Initially, the rocket has a mass \(M_0\). While lifting off the launch pad, it will experience two forces: the weight (downward) which is \(W = M_0g\), and the thrust force (upward) which is \(T = F_{ex} = (\dot{m}v)\), where \(\dot{m}\) is the mass flow rate of the exhaust and \(v\) is the exhaust speed relative to the rocket. First, we need to find the mass flow rate, \(\dot{m}\). From the initial mass \(M_0\) and final mass \(M_1\), we know that the rocket loses \(M_0 - M_1 = 2.80 \cdot 10^6 - 8.00 \cdot 10^5 = 2.00 \cdot 10^6\,\mathrm{kg}\) in fuel. Since it takes 160 seconds to burn this fuel, we can determine the mass flow rate: \(\dot{m} = \frac{2.00\cdot 10^6 \mathrm{~kg}}{160\,\mathrm{s}} = 1.25\cdot 10^4\,\mathrm{kg/s}\) Next, we'll find the total force acting on the rocket. The thrust force \(F_{ex}\) is equal to the rate of the momentum change of the exhaust, which can be determined as: \(F_{ex} = (\dot{m}v) = (1.25\cdot 10^4\,\mathrm{kg/s})(2700\,\mathrm{m/s}) = 3.38\cdot 10^7\,\mathrm{N}\) Now, we'll calculate the gravitational force acting on the rocket at lift-off: \(W = M_0g = (2.80\cdot 10^6\,\mathrm{kg})(9.81\,\mathrm{m/s^2}) = 2.74\cdot 10^7\,\mathrm{N}\) Applying Newton's second law, the net force acting on the rocket is \(F_{net} = F_{ex} - W\). The acceleration due to this force can be determined as follows: \(a = \frac{F_{net}}{M_0} = \frac{(3.38\cdot 10^7 - 2.74\cdot 10^7)\,\mathrm{N}}{2.80\cdot 10^6\,\mathrm{kg}} \approx 2.29\,\mathrm{m/s^2}\) Thus, the upward acceleration of the rocket at lift-off is \(2.29\,\mathrm{m/s^2}\).

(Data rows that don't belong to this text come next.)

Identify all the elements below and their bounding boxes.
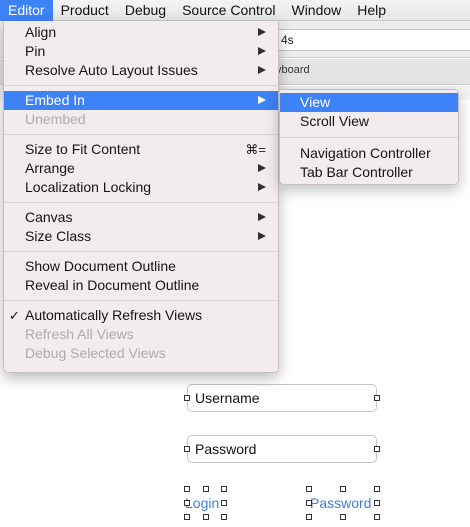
menu-item-show-document-outline[interactable]: Show Document Outline [4, 257, 278, 276]
menu-item-label: Automatically Refresh Views [25, 307, 203, 323]
resize-handle[interactable] [184, 395, 190, 401]
submenu-arrow-icon [258, 232, 266, 240]
menu-item-reveal-in-outline[interactable]: Reveal in Document Outline [4, 276, 278, 295]
menu-item-embed-in[interactable]: Embed In [4, 91, 278, 110]
menu-separator [4, 251, 278, 252]
resize-handle[interactable] [184, 446, 190, 452]
embed-in-submenu: View Scroll View Navigation Controller T… [279, 89, 459, 185]
menu-item-label: Localization Locking [25, 179, 152, 195]
menu-item-label: Debug Selected Views [25, 345, 166, 361]
menu-item-label: Embed In [25, 92, 85, 108]
submenu-item-scroll-view[interactable]: Scroll View [280, 112, 458, 131]
menu-source-control[interactable]: Source Control [174, 0, 283, 21]
resize-handle[interactable] [340, 486, 346, 492]
resize-handle[interactable] [184, 514, 190, 520]
menu-item-size-to-fit[interactable]: Size to Fit Content ⌘= [4, 140, 278, 159]
menu-separator [4, 300, 278, 301]
resize-handle[interactable] [374, 486, 380, 492]
keyboard-shortcut: ⌘= [245, 142, 266, 157]
resize-handle[interactable] [184, 500, 190, 506]
menu-product[interactable]: Product [53, 0, 117, 21]
resize-handle[interactable] [221, 514, 227, 520]
menu-separator [4, 85, 278, 86]
resize-handle[interactable] [306, 486, 312, 492]
menu-item-arrange[interactable]: Arrange [4, 159, 278, 178]
menu-item-refresh-all-views: Refresh All Views [4, 325, 278, 344]
submenu-arrow-icon [258, 164, 266, 172]
resize-handle[interactable] [221, 486, 227, 492]
submenu-arrow-icon [258, 47, 266, 55]
resize-handle[interactable] [306, 514, 312, 520]
menu-separator [4, 134, 278, 135]
menu-item-label: Resolve Auto Layout Issues [25, 62, 198, 78]
submenu-arrow-icon [258, 28, 266, 36]
forgot-password-button[interactable]: Password [310, 495, 371, 511]
resize-handle[interactable] [203, 514, 209, 520]
menu-separator [4, 202, 278, 203]
menu-item-label: Size to Fit Content [25, 141, 141, 157]
storyboard-tab-label[interactable]: yboard [276, 64, 310, 76]
menu-item-debug-selected-views: Debug Selected Views [4, 344, 278, 363]
menu-item-label: Refresh All Views [25, 326, 134, 342]
resize-handle[interactable] [374, 395, 380, 401]
submenu-arrow-icon [258, 183, 266, 191]
submenu-arrow-icon [258, 96, 266, 104]
device-selector[interactable]: 4s [270, 29, 470, 51]
resize-handle[interactable] [340, 514, 346, 520]
resize-handle[interactable] [306, 500, 312, 506]
resize-handle[interactable] [203, 486, 209, 492]
menu-item-label: Unembed [25, 111, 86, 127]
menu-debug[interactable]: Debug [117, 0, 174, 21]
menu-item-resolve-auto-layout[interactable]: Resolve Auto Layout Issues [4, 61, 278, 80]
menu-item-canvas[interactable]: Canvas [4, 208, 278, 227]
menu-item-label: Align [25, 24, 57, 40]
login-button[interactable]: Login [185, 495, 219, 511]
submenu-item-tab-bar-controller[interactable]: Tab Bar Controller [280, 163, 458, 182]
menu-item-label: Canvas [25, 209, 73, 225]
username-text-field[interactable]: Username [187, 384, 377, 412]
menu-item-localization-locking[interactable]: Localization Locking [4, 178, 278, 197]
menu-item-label: Size Class [25, 228, 92, 244]
menu-separator [280, 137, 458, 138]
menu-item-label: Arrange [25, 160, 75, 176]
submenu-arrow-icon [258, 213, 266, 221]
resize-handle[interactable] [374, 500, 380, 506]
resize-handle[interactable] [221, 500, 227, 506]
password-text-field[interactable]: Password [187, 435, 377, 463]
menu-item-unembed: Unembed [4, 110, 278, 129]
resize-handle[interactable] [374, 446, 380, 452]
menu-editor[interactable]: Editor [0, 0, 53, 21]
submenu-arrow-icon [258, 66, 266, 74]
submenu-item-navigation-controller[interactable]: Navigation Controller [280, 144, 458, 163]
menu-item-label: Pin [25, 43, 46, 59]
submenu-item-view[interactable]: View [280, 93, 458, 112]
checkmark-icon: ✓ [9, 308, 20, 323]
menu-bar: Editor Product Debug Source Control Wind… [0, 0, 470, 21]
menu-item-label: Reveal in Document Outline [25, 277, 200, 293]
menu-item-auto-refresh-views[interactable]: ✓ Automatically Refresh Views [4, 306, 278, 325]
menu-item-label: Show Document Outline [25, 258, 176, 274]
menu-item-align[interactable]: Align [4, 23, 278, 42]
editor-menu: Align Pin Resolve Auto Layout Issues Emb… [3, 21, 279, 373]
menu-window[interactable]: Window [283, 0, 349, 21]
menu-help[interactable]: Help [349, 0, 394, 21]
menu-item-pin[interactable]: Pin [4, 42, 278, 61]
resize-handle[interactable] [184, 486, 190, 492]
menu-item-size-class[interactable]: Size Class [4, 227, 278, 246]
resize-handle[interactable] [374, 514, 380, 520]
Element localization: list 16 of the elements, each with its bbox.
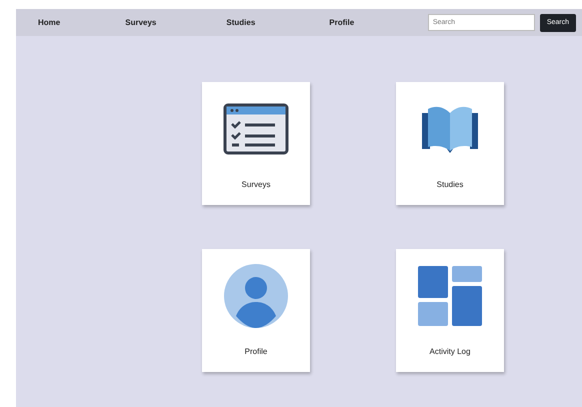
tile-label: Studies xyxy=(436,180,464,189)
tile-label: Profile xyxy=(244,347,268,356)
tile-card[interactable]: Studies xyxy=(396,82,504,205)
nav-link[interactable]: Profile xyxy=(329,18,354,27)
user-avatar-icon xyxy=(224,264,288,328)
tile-card[interactable]: Activity Log xyxy=(396,249,504,372)
dashboard-blocks-icon xyxy=(418,266,482,326)
tile-card[interactable]: Profile xyxy=(202,249,310,372)
tile-label: Surveys xyxy=(242,180,270,189)
survey-form-icon xyxy=(223,103,289,155)
nav-link[interactable]: Studies xyxy=(226,18,256,27)
book-icon xyxy=(420,105,480,153)
nav-link[interactable]: Home xyxy=(38,18,60,27)
tile-label: Activity Log xyxy=(430,347,470,356)
nav-link[interactable]: Surveys xyxy=(125,18,156,27)
tile-card[interactable]: Surveys xyxy=(202,82,310,205)
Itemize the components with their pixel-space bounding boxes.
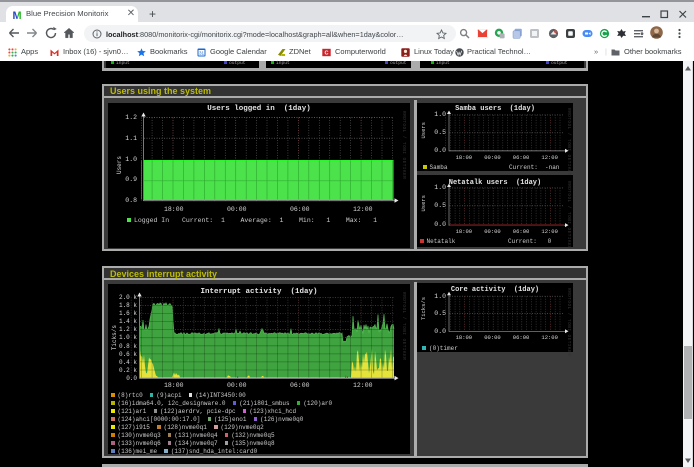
svg-text:C: C [325,50,329,56]
svg-text:31: 31 [199,51,205,56]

When the rocket finishes burning its fuel, the mass is now \(M_1\). The gravitational force acting on the rocket is: \(W = M_1g = (8.00 \cdot 10^5\,\mathrm{kg})(9.81\,\mathrm{m/s^2}) = 7.85\cdot 10^6\,\mathrm{N}\) The mass flow rate remains constant, so the thrust force is still \(F_{ex} = 3.38\cdot 10^7\,\mathrm{N}\). Applying Newton's second law, the net force acting on the rocket is again \(F_{net} = F_{ex} - W\). The acceleration due to this net force is: \(a = \frac{F_{net}}{M_1} = \frac{(3.38\cdot 10^7 - 7.85\cdot 10^6)\,\mathrm{N}}{8.00\cdot 10^5\,\mathrm{kg}} \approx 30.39\,\mathrm{m/s^2}\) Thus, the upward acceleration of the rocket just after it finishes burning its fuel is \(30.39\,\mathrm{m/s^2}\).

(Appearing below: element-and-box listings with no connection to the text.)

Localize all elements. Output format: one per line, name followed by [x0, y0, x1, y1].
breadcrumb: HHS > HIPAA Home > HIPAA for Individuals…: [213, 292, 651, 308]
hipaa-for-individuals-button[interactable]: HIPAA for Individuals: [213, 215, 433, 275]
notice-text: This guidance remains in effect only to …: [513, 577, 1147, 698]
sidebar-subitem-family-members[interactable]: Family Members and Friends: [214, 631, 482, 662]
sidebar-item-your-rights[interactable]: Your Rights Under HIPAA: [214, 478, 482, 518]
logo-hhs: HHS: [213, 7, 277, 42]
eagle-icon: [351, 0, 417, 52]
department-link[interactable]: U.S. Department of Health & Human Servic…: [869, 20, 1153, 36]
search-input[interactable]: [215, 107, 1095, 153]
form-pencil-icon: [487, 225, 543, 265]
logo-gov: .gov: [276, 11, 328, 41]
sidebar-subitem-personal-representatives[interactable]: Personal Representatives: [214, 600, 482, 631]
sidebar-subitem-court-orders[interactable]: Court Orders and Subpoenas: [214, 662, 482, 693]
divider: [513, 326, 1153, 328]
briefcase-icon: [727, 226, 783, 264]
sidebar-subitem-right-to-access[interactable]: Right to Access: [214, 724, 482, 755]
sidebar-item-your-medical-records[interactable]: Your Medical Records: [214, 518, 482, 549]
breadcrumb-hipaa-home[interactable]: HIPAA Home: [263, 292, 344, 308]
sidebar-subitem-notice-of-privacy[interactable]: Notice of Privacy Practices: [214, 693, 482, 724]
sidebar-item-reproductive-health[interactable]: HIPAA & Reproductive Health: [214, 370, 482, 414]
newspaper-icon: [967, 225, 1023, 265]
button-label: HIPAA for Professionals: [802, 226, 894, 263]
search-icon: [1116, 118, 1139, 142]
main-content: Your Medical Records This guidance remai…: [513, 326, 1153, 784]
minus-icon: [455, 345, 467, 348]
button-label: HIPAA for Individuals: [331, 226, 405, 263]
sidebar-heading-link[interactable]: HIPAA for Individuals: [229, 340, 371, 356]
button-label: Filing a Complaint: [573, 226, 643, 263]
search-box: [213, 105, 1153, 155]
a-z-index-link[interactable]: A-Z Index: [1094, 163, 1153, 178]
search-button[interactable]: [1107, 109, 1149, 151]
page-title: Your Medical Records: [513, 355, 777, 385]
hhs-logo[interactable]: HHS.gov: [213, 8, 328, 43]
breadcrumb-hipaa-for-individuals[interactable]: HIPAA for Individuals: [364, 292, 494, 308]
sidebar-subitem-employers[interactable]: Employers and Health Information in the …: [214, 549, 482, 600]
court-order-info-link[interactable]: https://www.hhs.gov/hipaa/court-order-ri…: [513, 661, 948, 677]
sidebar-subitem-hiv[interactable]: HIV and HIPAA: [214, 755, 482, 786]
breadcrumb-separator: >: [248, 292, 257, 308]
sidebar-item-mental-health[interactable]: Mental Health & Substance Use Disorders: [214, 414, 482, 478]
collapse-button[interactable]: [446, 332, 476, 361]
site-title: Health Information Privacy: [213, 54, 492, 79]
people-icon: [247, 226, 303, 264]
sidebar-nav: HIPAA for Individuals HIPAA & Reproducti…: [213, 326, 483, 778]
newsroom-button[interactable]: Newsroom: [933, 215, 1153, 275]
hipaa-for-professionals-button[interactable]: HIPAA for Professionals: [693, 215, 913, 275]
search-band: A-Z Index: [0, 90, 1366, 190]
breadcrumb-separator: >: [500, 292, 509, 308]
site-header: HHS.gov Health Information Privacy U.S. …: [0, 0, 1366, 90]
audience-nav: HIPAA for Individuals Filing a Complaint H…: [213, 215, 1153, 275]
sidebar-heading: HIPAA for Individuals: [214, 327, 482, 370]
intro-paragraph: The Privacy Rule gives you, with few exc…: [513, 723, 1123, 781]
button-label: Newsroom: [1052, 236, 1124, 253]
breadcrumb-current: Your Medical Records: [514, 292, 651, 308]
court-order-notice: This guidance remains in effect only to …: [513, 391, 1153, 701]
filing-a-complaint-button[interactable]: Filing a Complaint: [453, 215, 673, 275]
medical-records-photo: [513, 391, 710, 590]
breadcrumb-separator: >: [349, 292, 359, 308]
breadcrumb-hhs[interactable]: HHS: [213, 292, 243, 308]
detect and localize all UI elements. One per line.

In deep space, there is no considerable gravitational force. Therefore, the only force acting on the rocket is the thrust force, \(F_{ex}\). We can find the net change in speed by integrating the acceleration due to the thrust force with respect to time, from \(0\) to the time when the rocket stops burning its fuel, \(t_f = 160\,\text{s}\): \(\Delta v = \int_0^{t_f} a(t) dt\) Since the mass flow rate is constant, we can assume that the acceleration is constant. Then, \(\Delta v = a \cdot t_f = a \cdot 160\,\text{s}\) Since the acceleration is the result of the thrust force acting on the varying mass, we have: \(a = \frac{F_{ex}}{M(t)}\), where \(M(t)\) is the mass of the rocket at time \(t\). As the mass is decreasing linearly, we can find the average mass during the burning: \(M_{avg} = \frac{M_0 + M_1}{2} = \frac{2.80 \cdot 10^6 + 8.00 \cdot 10^5}{2} \mathrm{kg} = 1.80\cdot 10^6\,\mathrm{kg}\) Now we can find the average acceleration: \(a_{avg} = \frac{F_{ex}}{M_{avg}} = \frac{3.38\cdot 10^7\,\mathrm{N}}{1.80\cdot 10^6\,\mathrm{kg}} \approx 18.82\,\mathrm{m/s^2}\) The net change in speed can now be calculated: \(\Delta v = a_{avg}\cdot t_f = (18.82\,\mathrm{m/s^2})(160\,\mathrm{s}) = 3009.60\,\mathrm{m/s}\) Therefore, the net change in speed of the rocket in deep space during the time it was burning fuel is \(3009.60\,\mathrm{m/s}\).